De broodnodige vluchtweg in dergelijke gebouw bevindt zich achteraan en is gericht op het pad naar de achterliggende bosdreef en zo naar de rest van de campus. Ook die werd mee ontworpen in de architectuur van het gebouw, waardoor die er als een sculptuur tegenaan hangt. In dezelfde geest om zo min mogelijk van het bos in te nemen, is gekozen voor zo weinig mogelijk verharding. Een pad van doorlaatbare kasseien oogt natuurlijk en dat geldt misschien nog meer voor de brandweg die in verzwaard gras werd aangelegd. Enkel voor de terrassen is gekozen voor een gepolierde betonvloer.
Binnenin zorgt een warme grijze polyurethaan gietvloer overal voor een naadloos en comfortabel loopoppervlak, zelfs in de inloopdouches. De rest van de wanden en het interieur werd heel neutraal ingevuld. Met uitzondering van enkele warme accenten zoals de houten deuren, details in donkerblauwe hpl en berken multiplex in de keukens bij de leefruimtes en in de kamers, en het spelen met verlichting en met het patroon van de akoestische plafondtegels in de leefruimtes. “Uit ervaring met dergelijke projecten weten we dat het gebouw ook gepersonaliseerd wordt door zijn bewoners via portretten van de kinderen en knutselwerken of installaties zoals hier in de inkom. Die vrijheid willen we hen dan ook graag geven. Het was voor ons vooral belangrijk dat je in het gebouw een gevoel van ruimte hebt met veel zicht en lichtinval. Door de vorm en de centrale patio waarop je bij het binnenkomen meteen een doorzicht krijgt, is dat hier zeker het geval. Dat maakt het heel huiselijk. Bij de indeling hebben we dan ook maximaal ingespeeld op de oriëntatie.”
Niet alleen de verschillende functies werden ingeplant, rekening houdend met de oriëntatie. Dat gebeurde ook met de technieken. Zo is er in functie van de oriëntatie van de gevels zonwering voorzien. Waar nodig is dat met vaste horizontale luifels, dan weer met verticale vinnen en enkel daar waar overbezonning kan optreden, zijn ook mobiele screens voorzien. Het koelen van de slaapkamers gebeurt dan weer passief via grondbuizen onder de oprit vooraan het gebouw. Daar, onder de parking, bevindt zich eveneens een phytobekken waar al het vuil water wordt gezuiverd.

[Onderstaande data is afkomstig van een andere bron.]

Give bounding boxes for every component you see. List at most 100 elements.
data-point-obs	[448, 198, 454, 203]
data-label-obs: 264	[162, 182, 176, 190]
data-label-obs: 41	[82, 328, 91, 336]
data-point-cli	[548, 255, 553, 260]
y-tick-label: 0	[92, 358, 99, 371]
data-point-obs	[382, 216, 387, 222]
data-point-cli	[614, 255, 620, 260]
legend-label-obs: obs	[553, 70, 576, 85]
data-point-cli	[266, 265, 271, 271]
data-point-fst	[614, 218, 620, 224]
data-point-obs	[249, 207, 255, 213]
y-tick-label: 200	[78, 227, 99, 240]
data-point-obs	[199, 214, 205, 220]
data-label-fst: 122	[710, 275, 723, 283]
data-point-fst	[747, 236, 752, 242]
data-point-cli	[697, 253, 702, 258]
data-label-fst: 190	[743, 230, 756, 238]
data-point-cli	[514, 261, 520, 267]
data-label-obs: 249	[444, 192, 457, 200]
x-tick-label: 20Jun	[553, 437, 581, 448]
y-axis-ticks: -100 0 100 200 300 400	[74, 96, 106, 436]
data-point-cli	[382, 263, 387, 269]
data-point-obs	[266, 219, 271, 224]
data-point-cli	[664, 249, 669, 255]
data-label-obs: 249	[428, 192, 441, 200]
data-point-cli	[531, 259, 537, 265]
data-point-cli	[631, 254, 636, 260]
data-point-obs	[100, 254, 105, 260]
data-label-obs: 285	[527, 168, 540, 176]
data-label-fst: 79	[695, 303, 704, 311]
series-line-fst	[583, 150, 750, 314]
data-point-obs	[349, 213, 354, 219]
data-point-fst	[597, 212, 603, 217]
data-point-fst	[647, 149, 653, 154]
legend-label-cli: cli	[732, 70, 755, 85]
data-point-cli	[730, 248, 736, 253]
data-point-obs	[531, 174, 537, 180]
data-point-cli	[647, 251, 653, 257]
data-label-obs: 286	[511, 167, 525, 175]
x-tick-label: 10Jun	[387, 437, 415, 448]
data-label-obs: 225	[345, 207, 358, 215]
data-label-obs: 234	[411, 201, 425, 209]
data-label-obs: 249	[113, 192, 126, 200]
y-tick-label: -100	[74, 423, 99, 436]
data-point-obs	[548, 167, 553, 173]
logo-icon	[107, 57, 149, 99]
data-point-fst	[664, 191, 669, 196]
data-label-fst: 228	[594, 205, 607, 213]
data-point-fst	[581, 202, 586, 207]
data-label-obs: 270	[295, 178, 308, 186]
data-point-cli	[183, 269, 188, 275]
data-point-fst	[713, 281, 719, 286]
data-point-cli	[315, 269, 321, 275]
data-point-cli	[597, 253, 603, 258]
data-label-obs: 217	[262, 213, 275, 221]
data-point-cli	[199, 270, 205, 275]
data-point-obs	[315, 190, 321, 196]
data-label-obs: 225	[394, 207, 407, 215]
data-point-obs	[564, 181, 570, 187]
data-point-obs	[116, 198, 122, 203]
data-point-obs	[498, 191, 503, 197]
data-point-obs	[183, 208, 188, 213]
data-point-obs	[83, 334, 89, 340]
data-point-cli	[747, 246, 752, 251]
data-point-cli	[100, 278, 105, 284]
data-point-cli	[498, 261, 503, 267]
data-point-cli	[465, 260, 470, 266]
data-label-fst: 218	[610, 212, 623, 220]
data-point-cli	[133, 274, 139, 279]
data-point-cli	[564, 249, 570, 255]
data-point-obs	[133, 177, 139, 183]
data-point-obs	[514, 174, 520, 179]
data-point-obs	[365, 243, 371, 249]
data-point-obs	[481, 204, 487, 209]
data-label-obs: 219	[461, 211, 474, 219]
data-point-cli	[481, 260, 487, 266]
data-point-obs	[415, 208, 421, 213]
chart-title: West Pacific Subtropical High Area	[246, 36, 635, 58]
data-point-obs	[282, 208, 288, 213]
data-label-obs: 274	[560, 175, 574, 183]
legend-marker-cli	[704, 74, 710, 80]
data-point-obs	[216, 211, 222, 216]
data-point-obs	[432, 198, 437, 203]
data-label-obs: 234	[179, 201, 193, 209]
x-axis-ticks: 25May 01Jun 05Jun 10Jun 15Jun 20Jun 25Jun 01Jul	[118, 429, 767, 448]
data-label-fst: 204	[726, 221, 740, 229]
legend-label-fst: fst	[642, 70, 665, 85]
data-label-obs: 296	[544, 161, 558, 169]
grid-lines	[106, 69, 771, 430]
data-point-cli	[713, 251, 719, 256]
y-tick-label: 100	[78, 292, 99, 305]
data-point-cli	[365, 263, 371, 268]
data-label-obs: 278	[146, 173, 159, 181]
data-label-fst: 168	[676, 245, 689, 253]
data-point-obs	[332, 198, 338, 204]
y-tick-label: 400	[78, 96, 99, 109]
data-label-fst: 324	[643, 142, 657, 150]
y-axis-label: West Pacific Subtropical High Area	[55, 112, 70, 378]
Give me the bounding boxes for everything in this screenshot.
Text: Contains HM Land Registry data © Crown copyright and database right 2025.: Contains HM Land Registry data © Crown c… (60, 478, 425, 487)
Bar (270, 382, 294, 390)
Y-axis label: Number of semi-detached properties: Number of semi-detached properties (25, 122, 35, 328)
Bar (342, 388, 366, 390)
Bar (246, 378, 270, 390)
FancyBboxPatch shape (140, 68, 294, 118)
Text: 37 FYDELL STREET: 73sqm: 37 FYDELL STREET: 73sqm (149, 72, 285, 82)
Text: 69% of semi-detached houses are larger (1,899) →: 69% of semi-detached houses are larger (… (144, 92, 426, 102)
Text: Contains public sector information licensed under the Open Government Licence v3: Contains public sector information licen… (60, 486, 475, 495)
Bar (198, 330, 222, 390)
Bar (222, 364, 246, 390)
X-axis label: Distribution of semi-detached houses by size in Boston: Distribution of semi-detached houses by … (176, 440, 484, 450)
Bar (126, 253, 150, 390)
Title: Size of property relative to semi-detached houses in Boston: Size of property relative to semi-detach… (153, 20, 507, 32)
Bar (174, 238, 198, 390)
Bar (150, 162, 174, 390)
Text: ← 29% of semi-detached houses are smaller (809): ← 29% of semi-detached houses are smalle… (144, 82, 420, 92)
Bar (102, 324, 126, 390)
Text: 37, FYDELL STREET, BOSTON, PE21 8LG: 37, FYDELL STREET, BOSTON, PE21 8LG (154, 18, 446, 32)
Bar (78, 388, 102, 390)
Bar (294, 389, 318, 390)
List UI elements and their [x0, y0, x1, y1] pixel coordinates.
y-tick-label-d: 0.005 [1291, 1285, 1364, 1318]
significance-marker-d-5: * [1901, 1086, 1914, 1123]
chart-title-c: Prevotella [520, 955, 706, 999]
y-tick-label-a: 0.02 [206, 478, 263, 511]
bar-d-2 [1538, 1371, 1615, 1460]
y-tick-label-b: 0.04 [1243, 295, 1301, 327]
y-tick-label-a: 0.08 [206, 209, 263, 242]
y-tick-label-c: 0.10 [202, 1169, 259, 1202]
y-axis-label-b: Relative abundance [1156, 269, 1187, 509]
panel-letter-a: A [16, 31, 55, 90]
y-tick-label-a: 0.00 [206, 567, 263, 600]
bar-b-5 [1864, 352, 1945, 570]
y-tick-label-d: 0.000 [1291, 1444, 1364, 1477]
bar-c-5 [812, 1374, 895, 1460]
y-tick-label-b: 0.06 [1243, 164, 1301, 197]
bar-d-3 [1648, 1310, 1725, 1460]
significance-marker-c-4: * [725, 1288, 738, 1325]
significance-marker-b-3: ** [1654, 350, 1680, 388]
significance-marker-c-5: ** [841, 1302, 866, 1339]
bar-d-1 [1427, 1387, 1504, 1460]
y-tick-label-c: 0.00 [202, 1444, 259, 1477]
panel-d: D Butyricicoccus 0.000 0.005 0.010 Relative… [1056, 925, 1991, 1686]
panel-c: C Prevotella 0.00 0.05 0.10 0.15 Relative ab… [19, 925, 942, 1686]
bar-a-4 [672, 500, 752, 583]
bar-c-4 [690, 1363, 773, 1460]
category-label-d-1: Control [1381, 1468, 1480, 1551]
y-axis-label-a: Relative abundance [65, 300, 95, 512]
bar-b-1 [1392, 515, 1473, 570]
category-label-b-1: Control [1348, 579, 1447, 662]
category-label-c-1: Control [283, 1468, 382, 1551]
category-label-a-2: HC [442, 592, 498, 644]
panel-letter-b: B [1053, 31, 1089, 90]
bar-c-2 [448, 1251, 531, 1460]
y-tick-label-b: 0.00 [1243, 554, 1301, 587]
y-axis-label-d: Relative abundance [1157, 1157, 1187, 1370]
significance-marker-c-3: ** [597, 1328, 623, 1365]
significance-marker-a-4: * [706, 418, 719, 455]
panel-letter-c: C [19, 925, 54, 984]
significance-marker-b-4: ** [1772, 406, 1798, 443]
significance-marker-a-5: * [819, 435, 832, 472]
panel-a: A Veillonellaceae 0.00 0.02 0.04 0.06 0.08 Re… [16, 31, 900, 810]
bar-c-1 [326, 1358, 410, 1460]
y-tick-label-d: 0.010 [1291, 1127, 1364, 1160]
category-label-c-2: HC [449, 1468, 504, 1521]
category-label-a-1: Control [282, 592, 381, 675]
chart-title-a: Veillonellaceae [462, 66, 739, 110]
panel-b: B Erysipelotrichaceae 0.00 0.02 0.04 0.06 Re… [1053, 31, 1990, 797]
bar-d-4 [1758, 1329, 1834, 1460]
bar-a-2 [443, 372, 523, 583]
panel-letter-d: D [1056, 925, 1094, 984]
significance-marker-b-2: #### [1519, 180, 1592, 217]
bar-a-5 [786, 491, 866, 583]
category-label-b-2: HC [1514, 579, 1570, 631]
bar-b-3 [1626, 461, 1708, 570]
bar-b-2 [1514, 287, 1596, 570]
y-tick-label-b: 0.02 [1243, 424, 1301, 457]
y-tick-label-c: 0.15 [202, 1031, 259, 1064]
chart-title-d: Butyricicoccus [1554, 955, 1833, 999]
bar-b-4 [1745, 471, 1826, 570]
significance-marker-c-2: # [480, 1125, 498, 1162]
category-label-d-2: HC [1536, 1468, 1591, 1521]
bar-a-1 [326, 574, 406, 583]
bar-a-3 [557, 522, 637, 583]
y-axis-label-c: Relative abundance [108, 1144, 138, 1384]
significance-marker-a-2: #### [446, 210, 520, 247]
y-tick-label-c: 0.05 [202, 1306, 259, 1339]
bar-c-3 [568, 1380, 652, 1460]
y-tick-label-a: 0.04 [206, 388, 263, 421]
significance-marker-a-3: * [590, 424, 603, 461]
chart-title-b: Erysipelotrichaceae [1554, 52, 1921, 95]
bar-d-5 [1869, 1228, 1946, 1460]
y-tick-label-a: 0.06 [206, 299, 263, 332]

hasa architecten is in zijn opzet geslaagd een gebouw te realiseren dat het leven in het bos amper verstoort. “Op de één of andere manier straalt het rust uit. Enerzijds doordat het mooi in de omgeving past, maar anderzijds ook door de inplanting van de verschillende functies. Er zit een zekere kleinschaligheid in gezien elke leefgroep van tien zijn eigen ontspanningsruimtes heeft en altijd contact met de buitenomgeving. Elk kind heeft op die manier voldoende plekken om tot rust te komen. En ook voor het personeel hebben we het zo gebruiksvriendelijk mogelijk gemaakt. Dat is een uitdaging die we altijd aangaan. Een aangename werkomgeving is voor iedereen belangrijk.”